We knew there was a chance of rain ruining the drive. When I got up, I checked weather.com and saw little risk of precipitation until around 3 P.M., at which time things got riskier. Cliff decided to watch the TV weather-guessers, who said rain was coming right then. Now that's quite a difference in forecasts, so Cliff called the club member who was in charge of this little ride and asked if it was still happening. Yep, he said. It was.
We learned that the Rasa family established the orchard in 1922. Of course it was much smaller then. It's a family operation, with the brothers, their wives, and their children who are old enough all having a part in it. I asked him if they all get along, and he said yes. Then he explained how the work load is divided up among them. There is also a cattle operation on the property, and one brother takes care of that, along with the haying and other work that goes with it.
Norman's main job is to oversee the orchard. They have six year-around employees, but they hire around forty people to work in the shed during harvest as well as the migrants who pick the apples.

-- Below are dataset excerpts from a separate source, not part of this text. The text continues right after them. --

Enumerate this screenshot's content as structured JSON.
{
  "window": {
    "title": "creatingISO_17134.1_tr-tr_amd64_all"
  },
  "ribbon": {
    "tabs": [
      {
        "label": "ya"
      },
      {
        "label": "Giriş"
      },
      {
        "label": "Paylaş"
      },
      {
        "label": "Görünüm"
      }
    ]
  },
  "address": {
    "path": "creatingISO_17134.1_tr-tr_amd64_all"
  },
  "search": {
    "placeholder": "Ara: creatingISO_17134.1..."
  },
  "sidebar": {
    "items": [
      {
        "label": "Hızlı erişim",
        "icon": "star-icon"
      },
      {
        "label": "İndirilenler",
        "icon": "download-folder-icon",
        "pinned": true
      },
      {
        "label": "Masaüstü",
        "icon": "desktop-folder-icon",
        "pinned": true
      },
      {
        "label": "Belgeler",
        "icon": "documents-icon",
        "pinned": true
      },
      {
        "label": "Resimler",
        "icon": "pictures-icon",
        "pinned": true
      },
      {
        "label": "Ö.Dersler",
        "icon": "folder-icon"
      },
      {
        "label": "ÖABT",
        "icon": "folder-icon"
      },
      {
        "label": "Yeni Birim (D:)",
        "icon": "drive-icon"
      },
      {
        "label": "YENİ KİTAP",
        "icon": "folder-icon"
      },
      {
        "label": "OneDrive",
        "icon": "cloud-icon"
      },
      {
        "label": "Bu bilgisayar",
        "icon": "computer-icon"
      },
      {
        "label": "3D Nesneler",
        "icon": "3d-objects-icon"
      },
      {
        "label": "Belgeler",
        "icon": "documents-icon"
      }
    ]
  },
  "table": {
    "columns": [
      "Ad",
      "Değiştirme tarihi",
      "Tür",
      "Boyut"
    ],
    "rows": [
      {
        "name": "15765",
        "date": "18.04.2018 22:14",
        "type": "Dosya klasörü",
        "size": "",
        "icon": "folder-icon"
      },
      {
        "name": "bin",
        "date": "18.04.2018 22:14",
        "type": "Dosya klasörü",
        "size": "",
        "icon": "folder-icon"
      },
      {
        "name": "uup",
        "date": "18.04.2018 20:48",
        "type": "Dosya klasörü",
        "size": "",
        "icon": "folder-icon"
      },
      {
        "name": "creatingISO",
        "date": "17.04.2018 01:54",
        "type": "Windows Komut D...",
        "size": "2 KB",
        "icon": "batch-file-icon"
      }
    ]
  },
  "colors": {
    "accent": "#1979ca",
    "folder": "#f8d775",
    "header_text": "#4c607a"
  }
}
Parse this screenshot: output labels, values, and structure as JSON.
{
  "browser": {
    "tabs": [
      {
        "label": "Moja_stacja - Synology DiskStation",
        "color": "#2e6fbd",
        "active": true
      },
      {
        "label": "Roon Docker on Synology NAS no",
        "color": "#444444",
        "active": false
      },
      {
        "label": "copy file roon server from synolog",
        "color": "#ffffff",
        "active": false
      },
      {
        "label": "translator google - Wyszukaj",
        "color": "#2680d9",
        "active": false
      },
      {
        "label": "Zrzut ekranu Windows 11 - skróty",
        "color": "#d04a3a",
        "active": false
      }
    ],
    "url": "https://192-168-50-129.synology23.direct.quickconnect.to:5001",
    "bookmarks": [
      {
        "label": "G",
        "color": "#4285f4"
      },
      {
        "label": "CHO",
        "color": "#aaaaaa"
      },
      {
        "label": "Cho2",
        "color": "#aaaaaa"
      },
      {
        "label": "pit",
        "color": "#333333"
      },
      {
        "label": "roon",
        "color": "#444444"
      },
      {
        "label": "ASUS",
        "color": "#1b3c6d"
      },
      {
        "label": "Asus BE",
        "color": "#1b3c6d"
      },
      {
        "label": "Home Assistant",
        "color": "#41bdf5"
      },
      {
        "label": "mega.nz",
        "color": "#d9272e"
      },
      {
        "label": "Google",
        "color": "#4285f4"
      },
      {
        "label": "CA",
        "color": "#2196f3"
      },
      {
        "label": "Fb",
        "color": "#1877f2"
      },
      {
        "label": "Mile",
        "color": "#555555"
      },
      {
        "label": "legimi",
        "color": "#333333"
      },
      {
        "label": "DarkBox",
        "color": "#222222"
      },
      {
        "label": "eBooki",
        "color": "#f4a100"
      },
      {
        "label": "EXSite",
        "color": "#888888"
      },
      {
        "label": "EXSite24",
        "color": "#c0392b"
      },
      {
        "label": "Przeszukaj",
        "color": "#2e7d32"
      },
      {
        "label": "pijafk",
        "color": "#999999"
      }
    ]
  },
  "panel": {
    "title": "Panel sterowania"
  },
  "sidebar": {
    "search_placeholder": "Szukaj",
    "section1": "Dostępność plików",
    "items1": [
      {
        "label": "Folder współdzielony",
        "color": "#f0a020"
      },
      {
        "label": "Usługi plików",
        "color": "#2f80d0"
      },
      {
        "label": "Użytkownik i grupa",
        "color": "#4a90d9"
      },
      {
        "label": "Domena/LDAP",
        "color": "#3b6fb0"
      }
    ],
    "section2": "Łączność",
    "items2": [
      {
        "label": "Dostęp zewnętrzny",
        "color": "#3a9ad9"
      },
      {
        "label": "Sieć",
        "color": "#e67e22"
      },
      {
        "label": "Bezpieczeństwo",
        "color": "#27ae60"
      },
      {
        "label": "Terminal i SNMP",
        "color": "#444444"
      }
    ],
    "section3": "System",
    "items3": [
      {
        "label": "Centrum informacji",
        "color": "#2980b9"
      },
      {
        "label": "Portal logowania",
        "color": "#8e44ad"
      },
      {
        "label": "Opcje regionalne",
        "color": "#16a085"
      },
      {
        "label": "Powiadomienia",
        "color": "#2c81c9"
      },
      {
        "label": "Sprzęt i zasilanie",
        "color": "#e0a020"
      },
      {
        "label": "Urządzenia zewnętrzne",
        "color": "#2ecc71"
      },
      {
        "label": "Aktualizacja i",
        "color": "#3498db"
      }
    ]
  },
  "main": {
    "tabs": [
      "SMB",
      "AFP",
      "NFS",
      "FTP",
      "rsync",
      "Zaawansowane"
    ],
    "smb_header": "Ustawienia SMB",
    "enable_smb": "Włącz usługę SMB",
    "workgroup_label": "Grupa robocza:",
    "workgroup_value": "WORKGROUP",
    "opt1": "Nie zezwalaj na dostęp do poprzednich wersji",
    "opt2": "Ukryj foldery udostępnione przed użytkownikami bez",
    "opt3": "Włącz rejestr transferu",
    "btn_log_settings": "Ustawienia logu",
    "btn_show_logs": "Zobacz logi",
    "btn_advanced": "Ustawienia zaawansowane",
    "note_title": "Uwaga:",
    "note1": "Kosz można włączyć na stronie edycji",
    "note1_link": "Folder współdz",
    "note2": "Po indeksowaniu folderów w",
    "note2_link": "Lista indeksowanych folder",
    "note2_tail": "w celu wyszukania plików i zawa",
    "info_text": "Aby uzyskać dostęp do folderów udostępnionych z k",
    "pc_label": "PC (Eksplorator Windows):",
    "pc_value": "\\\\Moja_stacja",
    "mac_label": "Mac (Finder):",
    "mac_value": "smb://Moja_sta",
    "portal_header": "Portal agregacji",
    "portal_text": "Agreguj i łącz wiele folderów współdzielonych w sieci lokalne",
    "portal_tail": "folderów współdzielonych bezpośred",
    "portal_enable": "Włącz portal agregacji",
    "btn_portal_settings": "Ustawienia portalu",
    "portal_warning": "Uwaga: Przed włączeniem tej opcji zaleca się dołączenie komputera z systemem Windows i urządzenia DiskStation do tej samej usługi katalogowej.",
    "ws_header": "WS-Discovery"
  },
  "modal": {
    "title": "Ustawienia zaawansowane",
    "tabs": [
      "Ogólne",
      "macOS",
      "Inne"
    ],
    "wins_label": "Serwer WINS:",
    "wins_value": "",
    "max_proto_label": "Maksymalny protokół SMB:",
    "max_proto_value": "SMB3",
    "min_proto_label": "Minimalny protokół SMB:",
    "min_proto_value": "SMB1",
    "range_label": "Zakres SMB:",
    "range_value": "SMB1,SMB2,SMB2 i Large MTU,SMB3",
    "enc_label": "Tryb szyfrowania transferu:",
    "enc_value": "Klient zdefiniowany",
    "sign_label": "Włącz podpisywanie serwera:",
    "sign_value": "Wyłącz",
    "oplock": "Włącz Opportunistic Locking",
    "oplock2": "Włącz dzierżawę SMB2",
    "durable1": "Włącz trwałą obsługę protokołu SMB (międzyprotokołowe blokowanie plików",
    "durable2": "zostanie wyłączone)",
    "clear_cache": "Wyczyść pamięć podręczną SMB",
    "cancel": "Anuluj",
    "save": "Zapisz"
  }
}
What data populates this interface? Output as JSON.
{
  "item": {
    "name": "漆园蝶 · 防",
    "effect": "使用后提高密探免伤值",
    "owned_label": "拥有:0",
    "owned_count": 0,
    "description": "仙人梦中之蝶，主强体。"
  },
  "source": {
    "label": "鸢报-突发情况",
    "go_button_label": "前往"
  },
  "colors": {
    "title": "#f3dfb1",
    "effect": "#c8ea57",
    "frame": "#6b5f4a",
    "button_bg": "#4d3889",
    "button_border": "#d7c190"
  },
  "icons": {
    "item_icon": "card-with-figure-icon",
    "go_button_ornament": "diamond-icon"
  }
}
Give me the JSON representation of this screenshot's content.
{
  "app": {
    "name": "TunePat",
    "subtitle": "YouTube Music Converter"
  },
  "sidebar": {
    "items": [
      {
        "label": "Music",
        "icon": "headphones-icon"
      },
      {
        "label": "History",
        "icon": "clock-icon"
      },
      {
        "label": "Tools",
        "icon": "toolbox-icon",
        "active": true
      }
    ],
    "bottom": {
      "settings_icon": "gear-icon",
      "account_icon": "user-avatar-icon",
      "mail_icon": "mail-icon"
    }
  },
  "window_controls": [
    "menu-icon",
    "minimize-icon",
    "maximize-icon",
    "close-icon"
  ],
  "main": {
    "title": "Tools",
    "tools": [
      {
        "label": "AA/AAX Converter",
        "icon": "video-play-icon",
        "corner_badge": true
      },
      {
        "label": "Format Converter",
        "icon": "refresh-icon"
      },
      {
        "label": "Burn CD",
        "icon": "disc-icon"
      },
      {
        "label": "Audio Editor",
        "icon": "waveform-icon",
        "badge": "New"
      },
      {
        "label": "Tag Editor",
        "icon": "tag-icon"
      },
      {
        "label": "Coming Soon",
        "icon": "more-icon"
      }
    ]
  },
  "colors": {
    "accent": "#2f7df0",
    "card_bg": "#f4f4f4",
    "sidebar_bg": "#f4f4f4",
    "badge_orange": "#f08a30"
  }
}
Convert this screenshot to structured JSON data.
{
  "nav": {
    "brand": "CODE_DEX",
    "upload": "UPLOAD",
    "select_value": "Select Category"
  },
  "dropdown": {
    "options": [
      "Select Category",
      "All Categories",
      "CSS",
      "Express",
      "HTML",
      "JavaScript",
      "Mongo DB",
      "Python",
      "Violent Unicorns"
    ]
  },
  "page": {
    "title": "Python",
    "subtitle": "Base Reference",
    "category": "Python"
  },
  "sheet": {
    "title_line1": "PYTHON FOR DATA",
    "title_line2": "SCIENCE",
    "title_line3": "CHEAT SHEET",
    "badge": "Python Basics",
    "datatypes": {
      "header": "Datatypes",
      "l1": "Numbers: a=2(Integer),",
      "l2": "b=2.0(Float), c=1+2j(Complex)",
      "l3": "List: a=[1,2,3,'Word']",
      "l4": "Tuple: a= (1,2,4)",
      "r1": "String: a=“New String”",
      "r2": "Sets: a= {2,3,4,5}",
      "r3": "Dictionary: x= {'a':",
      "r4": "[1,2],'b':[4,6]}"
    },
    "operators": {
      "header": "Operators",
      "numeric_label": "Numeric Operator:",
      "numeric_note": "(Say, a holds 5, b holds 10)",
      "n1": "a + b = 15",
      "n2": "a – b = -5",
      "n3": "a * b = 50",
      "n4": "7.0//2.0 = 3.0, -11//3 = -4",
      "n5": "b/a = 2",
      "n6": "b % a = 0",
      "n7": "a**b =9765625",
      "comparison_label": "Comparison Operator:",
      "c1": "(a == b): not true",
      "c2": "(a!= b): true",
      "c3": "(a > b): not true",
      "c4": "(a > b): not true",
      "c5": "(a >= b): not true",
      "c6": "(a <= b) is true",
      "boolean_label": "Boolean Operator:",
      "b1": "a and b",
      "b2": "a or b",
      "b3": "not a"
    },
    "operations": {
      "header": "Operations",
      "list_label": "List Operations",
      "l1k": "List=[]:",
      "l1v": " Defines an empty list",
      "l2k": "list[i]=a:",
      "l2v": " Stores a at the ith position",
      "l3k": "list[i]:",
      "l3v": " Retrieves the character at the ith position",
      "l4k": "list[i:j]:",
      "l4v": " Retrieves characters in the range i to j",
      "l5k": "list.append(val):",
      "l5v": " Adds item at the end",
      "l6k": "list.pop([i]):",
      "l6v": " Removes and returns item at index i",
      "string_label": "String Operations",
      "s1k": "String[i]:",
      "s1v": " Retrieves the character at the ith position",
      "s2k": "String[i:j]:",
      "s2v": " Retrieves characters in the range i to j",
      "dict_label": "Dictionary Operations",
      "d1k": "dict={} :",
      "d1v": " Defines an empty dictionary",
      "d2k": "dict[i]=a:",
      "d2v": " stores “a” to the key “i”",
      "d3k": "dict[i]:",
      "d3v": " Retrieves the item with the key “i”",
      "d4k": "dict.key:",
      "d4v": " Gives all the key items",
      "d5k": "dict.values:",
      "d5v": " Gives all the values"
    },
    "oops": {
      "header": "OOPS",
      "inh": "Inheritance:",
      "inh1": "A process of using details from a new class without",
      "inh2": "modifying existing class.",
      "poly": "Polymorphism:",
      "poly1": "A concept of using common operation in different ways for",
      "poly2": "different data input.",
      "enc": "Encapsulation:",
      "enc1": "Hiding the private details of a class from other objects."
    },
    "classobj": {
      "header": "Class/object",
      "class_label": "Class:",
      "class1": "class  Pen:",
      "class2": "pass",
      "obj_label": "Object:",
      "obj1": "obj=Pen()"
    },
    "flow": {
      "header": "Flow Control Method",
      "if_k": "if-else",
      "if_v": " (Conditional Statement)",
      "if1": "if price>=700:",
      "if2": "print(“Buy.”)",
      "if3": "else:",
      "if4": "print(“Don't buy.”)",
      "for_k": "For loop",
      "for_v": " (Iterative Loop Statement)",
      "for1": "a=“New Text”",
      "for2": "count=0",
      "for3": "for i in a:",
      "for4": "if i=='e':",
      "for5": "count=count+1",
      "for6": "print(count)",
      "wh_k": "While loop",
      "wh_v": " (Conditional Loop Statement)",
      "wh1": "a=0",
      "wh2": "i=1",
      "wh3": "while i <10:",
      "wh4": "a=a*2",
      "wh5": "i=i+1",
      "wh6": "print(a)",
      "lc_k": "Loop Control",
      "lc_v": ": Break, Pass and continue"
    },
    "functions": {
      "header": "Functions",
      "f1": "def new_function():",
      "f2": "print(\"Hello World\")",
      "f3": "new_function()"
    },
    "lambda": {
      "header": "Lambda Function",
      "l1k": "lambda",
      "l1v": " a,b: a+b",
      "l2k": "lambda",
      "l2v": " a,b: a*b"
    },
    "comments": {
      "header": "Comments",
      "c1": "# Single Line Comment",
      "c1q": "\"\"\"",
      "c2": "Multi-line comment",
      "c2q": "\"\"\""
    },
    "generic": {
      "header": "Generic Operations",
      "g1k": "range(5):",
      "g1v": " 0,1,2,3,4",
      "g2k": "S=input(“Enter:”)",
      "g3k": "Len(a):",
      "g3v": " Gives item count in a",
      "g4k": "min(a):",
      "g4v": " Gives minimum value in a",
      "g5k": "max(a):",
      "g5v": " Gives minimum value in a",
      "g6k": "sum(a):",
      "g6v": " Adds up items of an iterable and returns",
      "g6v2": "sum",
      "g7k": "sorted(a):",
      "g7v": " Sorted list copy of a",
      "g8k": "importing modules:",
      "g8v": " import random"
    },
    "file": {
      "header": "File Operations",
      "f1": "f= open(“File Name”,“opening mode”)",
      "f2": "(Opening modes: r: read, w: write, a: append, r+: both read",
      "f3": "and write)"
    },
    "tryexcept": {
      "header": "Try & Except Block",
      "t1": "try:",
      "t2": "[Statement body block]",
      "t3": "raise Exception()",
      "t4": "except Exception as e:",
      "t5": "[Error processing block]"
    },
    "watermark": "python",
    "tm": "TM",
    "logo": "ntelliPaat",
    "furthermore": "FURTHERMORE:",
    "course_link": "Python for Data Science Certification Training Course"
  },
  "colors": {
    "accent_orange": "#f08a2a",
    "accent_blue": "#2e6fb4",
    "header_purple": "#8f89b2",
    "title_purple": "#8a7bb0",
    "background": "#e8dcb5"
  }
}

Times have changed since I worked for Larry. The government has a whole bible of rules to follow, and there are federal inspectors visiting, even during the off season, checking everything out. The machinery that sorts the apples is high-tech, and Norman said the replacement value of all the computer-run equipment would be at least a million dollars.
Louisburg Cider Mill in Kansas.
This was probably the best tractor drive I've been on, mostly because we did something besides just ride around on back roads at twelve miles per hour. It's a shame there was such a low turnout.